Worries

I teach a project management class at the School of Visual Concepts. A key part of the curriculum is an in depth discussion of risk management. Project managers need to worry about a lot of stuff but a big part of the job is managing the stuff you’ll end up worrying about. In this discussion I often cite the wife as a project manager with excellent risk management instincts. While I live in the moment and need all the help I can get managing risk, she lives in the future. You can give her any situation and she immediately can see a whole raft of problems and is already thinking about how to mitigate the risk. This would seem to be an excellent super-power to possess but it has a definite downside in loss of sleep.

While I, living in the moment, sleep through the night (not like a baby, have you ever had a baby in your house at night? It takes them forever to sleep through the night!) The wife, however, has spent pretty much every night of her life with a sleepless period where her brain is working overtime.

An aside: the other night our son had a bad dream and came through to sleep with us. The wife noticed that when he and I were sleeping next to each other we would often elbow each other or get in each other’s space. She determined that the problem was we were not communicating. She, on the other hand, was talking to us and getting progressively frustrated that we were not responding. I couldn’t help but point out it was because we were asleep.

Despite these periods of deep sleep where the kids take after me, we have noticed that they are starting to show signs of taking after the wife, not sleeping through the night because their brains have started to work overtime and the worries are starting to intrude.

We could look at the project manager’s traditional methods of risk management but somehow I don’t think the kids will make the best use of my risk log spreadsheet or a good post-mortem meeting.

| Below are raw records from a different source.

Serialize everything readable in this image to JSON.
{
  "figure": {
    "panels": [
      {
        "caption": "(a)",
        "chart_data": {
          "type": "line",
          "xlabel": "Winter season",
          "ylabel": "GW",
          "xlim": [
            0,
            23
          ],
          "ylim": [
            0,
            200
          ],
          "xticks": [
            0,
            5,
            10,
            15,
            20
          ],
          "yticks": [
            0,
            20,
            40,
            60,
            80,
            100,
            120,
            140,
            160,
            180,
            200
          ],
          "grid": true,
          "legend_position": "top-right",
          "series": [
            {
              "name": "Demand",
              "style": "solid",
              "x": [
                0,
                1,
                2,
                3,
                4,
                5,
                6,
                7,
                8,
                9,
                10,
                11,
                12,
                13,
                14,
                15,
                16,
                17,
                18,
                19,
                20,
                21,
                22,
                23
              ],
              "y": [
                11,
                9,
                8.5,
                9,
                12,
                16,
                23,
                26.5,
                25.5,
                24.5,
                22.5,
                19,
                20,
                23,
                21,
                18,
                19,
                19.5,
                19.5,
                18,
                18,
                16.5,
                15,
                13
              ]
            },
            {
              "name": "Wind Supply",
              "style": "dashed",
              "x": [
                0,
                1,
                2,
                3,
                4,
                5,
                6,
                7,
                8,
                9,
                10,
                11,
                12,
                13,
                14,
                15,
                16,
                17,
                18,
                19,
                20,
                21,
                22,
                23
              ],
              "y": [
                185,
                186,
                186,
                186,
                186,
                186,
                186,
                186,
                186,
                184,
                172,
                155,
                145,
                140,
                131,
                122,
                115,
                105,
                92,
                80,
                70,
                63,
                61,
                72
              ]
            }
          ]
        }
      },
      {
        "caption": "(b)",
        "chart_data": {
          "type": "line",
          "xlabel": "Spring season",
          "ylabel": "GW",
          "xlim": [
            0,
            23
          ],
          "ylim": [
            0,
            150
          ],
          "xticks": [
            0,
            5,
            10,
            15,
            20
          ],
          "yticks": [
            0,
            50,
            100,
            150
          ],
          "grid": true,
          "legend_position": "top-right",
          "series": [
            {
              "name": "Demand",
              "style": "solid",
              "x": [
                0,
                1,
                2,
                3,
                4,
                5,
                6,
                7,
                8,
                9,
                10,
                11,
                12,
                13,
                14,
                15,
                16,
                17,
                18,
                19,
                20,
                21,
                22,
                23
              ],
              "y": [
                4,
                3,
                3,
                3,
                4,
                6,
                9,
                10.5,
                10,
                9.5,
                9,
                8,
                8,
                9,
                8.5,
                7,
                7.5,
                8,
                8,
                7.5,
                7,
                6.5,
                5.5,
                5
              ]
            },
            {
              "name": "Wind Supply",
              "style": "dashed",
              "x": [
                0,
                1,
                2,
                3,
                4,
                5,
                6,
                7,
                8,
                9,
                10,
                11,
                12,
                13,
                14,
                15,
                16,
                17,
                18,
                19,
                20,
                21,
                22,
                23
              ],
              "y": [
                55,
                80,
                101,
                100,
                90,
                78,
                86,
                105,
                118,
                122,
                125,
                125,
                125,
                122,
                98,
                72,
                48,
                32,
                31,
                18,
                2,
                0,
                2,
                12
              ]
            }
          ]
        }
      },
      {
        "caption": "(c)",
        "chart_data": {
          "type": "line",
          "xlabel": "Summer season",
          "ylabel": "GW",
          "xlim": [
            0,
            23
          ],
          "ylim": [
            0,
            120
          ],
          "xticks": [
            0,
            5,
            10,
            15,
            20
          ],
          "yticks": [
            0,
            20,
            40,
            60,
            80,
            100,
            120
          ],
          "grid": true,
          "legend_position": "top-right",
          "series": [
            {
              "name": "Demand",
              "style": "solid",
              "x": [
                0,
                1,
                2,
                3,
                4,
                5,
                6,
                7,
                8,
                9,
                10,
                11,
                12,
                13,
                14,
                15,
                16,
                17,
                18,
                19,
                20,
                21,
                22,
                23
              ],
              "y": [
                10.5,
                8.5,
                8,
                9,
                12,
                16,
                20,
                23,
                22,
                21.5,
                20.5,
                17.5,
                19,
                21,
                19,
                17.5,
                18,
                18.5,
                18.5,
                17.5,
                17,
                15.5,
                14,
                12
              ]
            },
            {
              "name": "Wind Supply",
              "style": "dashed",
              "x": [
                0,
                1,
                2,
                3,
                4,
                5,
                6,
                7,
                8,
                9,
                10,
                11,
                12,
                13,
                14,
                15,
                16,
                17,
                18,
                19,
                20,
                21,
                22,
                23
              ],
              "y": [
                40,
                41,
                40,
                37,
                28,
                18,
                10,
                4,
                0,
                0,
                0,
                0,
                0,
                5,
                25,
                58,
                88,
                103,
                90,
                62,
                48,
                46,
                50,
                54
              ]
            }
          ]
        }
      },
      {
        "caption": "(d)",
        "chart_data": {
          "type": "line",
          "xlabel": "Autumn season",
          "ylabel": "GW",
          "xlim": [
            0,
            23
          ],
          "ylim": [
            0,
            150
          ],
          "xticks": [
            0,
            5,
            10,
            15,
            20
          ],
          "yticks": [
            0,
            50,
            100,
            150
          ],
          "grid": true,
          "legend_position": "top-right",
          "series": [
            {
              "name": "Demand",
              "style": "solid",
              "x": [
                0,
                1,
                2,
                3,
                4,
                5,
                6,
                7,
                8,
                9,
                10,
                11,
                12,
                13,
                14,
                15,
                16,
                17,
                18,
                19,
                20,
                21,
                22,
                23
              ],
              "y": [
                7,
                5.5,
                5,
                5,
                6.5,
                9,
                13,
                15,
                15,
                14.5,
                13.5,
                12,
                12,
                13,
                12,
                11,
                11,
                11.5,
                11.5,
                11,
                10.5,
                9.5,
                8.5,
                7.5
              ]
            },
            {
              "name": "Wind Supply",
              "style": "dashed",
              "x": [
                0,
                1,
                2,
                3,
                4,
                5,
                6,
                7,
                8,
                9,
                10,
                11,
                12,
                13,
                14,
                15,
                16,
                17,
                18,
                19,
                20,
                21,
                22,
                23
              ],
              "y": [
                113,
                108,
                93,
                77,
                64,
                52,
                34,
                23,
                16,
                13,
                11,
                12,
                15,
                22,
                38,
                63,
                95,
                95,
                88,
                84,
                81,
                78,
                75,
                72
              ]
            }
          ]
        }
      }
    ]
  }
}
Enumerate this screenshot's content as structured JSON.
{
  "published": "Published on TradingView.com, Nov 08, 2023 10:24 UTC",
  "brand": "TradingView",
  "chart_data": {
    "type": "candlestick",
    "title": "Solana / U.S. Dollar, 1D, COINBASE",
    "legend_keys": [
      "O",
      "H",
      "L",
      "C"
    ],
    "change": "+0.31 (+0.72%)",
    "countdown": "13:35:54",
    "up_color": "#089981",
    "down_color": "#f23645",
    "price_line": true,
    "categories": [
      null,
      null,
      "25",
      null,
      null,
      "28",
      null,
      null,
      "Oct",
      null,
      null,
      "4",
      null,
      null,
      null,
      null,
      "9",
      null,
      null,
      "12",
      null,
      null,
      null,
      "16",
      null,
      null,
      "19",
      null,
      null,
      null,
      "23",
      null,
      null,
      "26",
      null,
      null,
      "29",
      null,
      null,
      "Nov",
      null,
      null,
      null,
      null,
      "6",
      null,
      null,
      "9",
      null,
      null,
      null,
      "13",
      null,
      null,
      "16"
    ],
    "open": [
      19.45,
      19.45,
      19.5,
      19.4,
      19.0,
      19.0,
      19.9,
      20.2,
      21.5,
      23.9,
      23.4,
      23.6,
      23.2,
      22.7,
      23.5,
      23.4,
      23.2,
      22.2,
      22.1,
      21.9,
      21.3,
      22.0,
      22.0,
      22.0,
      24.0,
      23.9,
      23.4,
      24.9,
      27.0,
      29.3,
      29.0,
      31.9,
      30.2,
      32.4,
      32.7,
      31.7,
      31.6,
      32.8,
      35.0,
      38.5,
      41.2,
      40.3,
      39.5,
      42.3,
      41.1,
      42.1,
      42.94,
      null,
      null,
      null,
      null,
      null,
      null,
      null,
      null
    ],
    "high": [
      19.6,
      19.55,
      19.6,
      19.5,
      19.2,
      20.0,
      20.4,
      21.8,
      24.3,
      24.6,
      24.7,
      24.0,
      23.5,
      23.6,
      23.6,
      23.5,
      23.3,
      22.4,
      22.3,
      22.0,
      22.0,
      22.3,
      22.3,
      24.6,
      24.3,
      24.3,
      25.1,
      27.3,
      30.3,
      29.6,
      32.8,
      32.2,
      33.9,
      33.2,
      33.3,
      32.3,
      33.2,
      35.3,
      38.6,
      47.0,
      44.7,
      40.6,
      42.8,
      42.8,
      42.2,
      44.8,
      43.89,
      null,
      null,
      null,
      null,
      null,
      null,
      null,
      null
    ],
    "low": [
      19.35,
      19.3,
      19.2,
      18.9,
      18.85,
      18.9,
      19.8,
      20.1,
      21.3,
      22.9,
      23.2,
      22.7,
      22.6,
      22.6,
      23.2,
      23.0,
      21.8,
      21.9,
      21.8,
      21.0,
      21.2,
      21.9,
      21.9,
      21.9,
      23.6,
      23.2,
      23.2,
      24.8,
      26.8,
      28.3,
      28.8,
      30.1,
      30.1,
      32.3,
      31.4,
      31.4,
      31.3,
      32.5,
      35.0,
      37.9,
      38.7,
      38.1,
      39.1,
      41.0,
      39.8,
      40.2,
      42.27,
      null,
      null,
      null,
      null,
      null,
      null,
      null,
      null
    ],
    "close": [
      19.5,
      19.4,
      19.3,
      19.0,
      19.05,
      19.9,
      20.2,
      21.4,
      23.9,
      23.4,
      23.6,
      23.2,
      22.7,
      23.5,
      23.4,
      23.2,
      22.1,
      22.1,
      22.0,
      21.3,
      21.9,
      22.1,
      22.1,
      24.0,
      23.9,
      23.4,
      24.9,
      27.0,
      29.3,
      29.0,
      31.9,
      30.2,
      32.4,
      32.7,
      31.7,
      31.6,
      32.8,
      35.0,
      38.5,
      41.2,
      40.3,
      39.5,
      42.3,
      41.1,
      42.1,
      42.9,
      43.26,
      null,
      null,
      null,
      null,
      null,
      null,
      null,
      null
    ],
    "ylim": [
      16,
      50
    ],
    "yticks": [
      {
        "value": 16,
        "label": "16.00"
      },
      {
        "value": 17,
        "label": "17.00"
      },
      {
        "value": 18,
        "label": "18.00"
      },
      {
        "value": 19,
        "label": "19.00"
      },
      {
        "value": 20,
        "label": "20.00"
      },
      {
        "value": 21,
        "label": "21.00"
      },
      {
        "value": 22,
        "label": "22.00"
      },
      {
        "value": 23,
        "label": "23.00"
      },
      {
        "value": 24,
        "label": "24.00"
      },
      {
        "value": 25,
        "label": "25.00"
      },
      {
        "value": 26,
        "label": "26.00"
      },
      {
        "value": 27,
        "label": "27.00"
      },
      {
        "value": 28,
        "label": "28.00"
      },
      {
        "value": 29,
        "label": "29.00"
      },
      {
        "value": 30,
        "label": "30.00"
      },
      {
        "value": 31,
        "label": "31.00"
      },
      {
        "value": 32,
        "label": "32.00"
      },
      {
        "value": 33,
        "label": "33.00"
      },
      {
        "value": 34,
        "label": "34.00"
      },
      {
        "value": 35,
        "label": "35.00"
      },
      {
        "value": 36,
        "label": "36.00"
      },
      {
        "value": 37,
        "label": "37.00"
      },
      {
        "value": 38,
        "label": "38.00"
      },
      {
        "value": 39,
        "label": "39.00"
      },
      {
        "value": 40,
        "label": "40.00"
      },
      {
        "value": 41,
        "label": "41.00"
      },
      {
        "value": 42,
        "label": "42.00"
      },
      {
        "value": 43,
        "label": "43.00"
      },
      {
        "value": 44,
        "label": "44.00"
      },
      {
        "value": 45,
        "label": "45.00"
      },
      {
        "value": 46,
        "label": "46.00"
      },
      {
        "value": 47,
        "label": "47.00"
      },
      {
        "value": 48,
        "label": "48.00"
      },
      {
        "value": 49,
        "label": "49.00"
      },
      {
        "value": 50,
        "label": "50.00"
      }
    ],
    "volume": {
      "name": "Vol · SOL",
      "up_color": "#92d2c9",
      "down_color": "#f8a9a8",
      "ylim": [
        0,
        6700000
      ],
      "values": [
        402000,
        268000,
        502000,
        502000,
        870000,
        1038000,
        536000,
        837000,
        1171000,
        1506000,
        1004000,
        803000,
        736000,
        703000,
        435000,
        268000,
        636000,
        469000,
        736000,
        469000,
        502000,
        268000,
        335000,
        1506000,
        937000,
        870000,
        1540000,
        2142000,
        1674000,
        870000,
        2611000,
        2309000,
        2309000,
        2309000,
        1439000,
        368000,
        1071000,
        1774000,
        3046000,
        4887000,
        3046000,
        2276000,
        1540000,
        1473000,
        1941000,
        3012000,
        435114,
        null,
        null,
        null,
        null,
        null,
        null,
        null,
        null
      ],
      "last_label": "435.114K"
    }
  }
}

If you want an effective solution you need to work with tools they can engage effectively.

Another aspect of the wife’s good project management instincts is her capacity for research. She sees a problem and starts researching it. And in researching her concern for the kids worries she came across the book What to Do When You Worry Too Much: A Kid’s Guide to Overcoming Anxiety by Dawn Huebner. The book is targeted at six to twelve year olds and their parents. It uses helpful metaphors and illustrations to guide kids through common techniques used to treat generalized anxiety. We’ve tried it and so far it seems to be working well.  There are a few key points that the kids seem to respond to. Specifically, a worry is like a plant, if you feed it it will grow. We have a tendency to talk through problems, often at great length. You need to address the worry and then put it away. Do something to stop thinking about it and move on.

Another tendency that our kids have is inventing worries. The solution to this one is fairly self-evident. You have to break the cycle of looking for problems. Our daughter in particular is good at dredging up all the potential bad in a situation. In a way I can see her working on the skills that the wife is so good at. But so far all she’s doing is working on predicting the problems and making herself miserable. We need to help her get around to the part where you work on solutions. I like to say to her, stop looking for things to worry about and give it a chance to be good.